N'ayons pas peur des mots : Utopia est une pépite. Certes, je ne serai jamais objectif avec Björk, mais j'ai su la critiquer. Notamment lorsqu'elle s'était - quelque peu - perdue avec Volta ou Biophilia. En 2015, l'Islandaise avait réussi à sortir la tête de l'eau avec Vulnicura. Aujourd'hui, alors que paraît son neuvième album, on est à l'heure de la confirmation. Et surtout, c'est aussi l'heure d'un magnifique retour vers le passé, celui de l'année 1997. Vingt ans après la sortie du fabuleux Homogenic, Björk semble s'être replongée dans cet univers glacial, métallique, mais néanmoins végétal, afin d'éblouir et rappeler qu'elle est la Déesse de la musique nordique.
Tabula Rasa
" Beau ". Voici l'adjectif que je pourrais ressortir à la fin de l'écoute des 71 minutes et 38 secondes d' Utopia. Pour l'album studio le plus copieux de sa carrière, Björk a fait table rase de ses derniers albums, trop complexes et parfois inaudibles. Largement moins expérimental au niveau sonore, Utopia montre que l'artiste islandaise sait parfois revenir à la simplicité qu'elle avait perdue ces dix dernières années. Parfois, les gens éprouvent des passages à vide, avant de se sublimer à nouveau et redonner la plus belle image d'eux. C'est la sensation que l'on éprouve avec " Future Forever " qui clôt l'album.

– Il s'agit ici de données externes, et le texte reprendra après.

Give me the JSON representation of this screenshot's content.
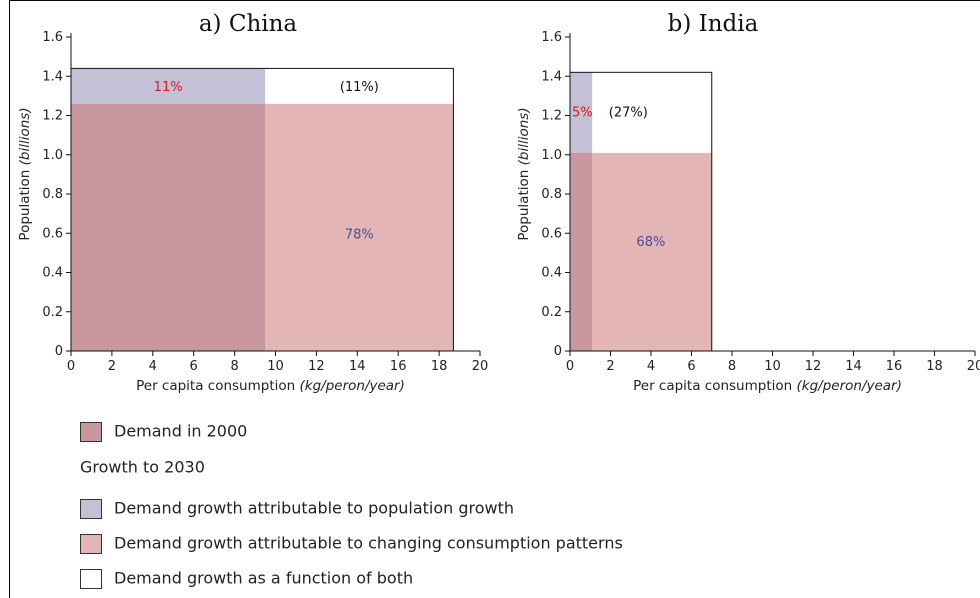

Les labyrinthes ont tous une sortie, il suffit de la trouver, un jour, en levant les yeux.
Et en levant les yeux, en se ressassant tous les faits de sa vie passée, Björk a définitivement choisi de retrouver le sourire et de se remémorer ses plus belles heures musicales : celles où elle était à son apogée ; celles où elle régnait sur le monde de la pop expérimentale ; celles où le monde entier la vénérait. Bienvenus, alors, sont les " copié-collés " des années Post ou Homogenic. Plus qu'un faible jeu de mot entre le nom de son troisième opus et l'harmonie de ce nouvel album, Utopia est d'une rare homogénéité. " Arisen My Senses ", " Blessing Me ", " Features Creatures " ou encore " Saint " rappellent que ce fut la nature et la simplicité froide et électronique de Björk qui avaient fait son succès. D'ailleurs, si en 2006, on trouvait dans l'artiste française Emilie Simon un air de Björk, on pourrait presque dire qu'en 2017 les rôles se sont inversés. Un duo entre les deux artistes les plus végétales au monde n'aurait pas été aberrant, tellement l'univers d' Utopia s'y prête.
All Is Full Of Love
La magie de l'album repose donc sur le végétalisme des titres, mais aussi sur l'instrument le plus utilisé par l'Islandaise : la flûte. Si nous ne retenons que de tristes souvenirs de cet instrument, qui cassa nos oreilles pendant nombres d'années en cours d'éducation musicale, Björk montre qu'avec de la maîtrise et du talent, celui-ci peut nous émouvoir. Tu pourras aisément confirmer cela à l'écoute de " Paradisa ", " Courtship ", " The Gate " ou encore l'électronique et " Armyofme-esque " titre " Sue Me ". Tu le comprends, tout l'album regorge de pépites et je n'exagère pas. Il te suffira d'écouter aussi " Body Memory ", titre de 10 minutes, qui donne autant de frissons que de larmes et le sourire.
Enfin, en plus d'être une artiste créative et atypique, Björk est une féministe accomplie. Elle ne rate donc pas l'occasion de nous le rappeler, notamment sur " Tabula Rasa " :
Tabula rasa for my children
Let's clean up, Break the chain of the fuck-ups of the fathers
It is time : For us women to rise, and not just take it lying down
It is time : The world, it is listening
Alors que le ciel s'assombrit de plus en plus, alors que le froid et la nature morte se font de plus en plus ressentir, les quelques chants d'oiseaux, les quelques lumières musicales et vocales de Björk, redonnent le sourire. Définitivement, Björk est une artiste lumineusement hivernale.